Au risque d’engloutir, parfois, les chanteurs, pourtant pourvus d’instruments sonores. Les silhouettes, essentiellement fournies par la troupe, sont assez médiocres. En revanche, le Page de Patricia Nolz accroche l’oreille, et Daniel Jenz, plus encore, Narraboth au ténor idéalement svelte et étincelant.

Wolfgang Koch, qui fut un Jochanaan considérable – et ici substitué à Iain Paterson, initialement annoncé –, apparaît mat et usé, même si ses mots font mieux que surnager, dans les béances d’un vibrato incontrôlé. Redoutable est, en revanche, le couple de monstres, formé par Michaela Schuster et Gerhard Siegel. Elle, mezzo âpre mais plein – la voix d’Herodias, en somme, qui est tout sauf un soprano en bout de course –, projette chacune de ses interventions comme un crachat de mépris. Lui chante Herodes de bout en bout, de cet airain à la tenue héroïque, qui claque jusque dans ses accès les plus furieusement névrotiques.

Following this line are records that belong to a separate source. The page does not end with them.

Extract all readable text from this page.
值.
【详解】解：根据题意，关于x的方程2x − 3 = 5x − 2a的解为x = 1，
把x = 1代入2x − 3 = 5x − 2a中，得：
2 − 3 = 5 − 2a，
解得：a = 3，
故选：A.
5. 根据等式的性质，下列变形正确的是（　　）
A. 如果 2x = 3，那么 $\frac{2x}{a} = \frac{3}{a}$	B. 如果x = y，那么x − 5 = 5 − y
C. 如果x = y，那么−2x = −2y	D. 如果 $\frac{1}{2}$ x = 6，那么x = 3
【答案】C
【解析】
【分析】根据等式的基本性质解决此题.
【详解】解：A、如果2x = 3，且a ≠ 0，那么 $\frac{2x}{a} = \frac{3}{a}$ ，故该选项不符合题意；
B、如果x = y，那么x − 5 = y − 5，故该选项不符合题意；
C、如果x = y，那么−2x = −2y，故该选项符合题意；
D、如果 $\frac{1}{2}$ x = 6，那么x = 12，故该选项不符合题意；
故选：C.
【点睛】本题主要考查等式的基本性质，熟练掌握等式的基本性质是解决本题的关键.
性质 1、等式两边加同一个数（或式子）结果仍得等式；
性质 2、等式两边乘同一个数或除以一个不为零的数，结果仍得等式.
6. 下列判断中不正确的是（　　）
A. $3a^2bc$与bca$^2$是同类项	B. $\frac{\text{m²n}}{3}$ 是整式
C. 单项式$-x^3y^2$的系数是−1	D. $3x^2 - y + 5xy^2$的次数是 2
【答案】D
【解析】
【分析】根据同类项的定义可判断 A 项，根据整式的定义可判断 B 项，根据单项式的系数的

C’est quand Jennifer Holloway se place au centre de l’avant-scène que sa Salome prend, enfin, tout son relief, compensant ce que le timbre a toujours eu d’assez commun, sinon ingrat, par la longueur du souffle et de la tessiture, mais surtout cette frémissante féminité du geste vocal qui, alliée à une allure à la Cate Blanchett, l’impose incontestablement.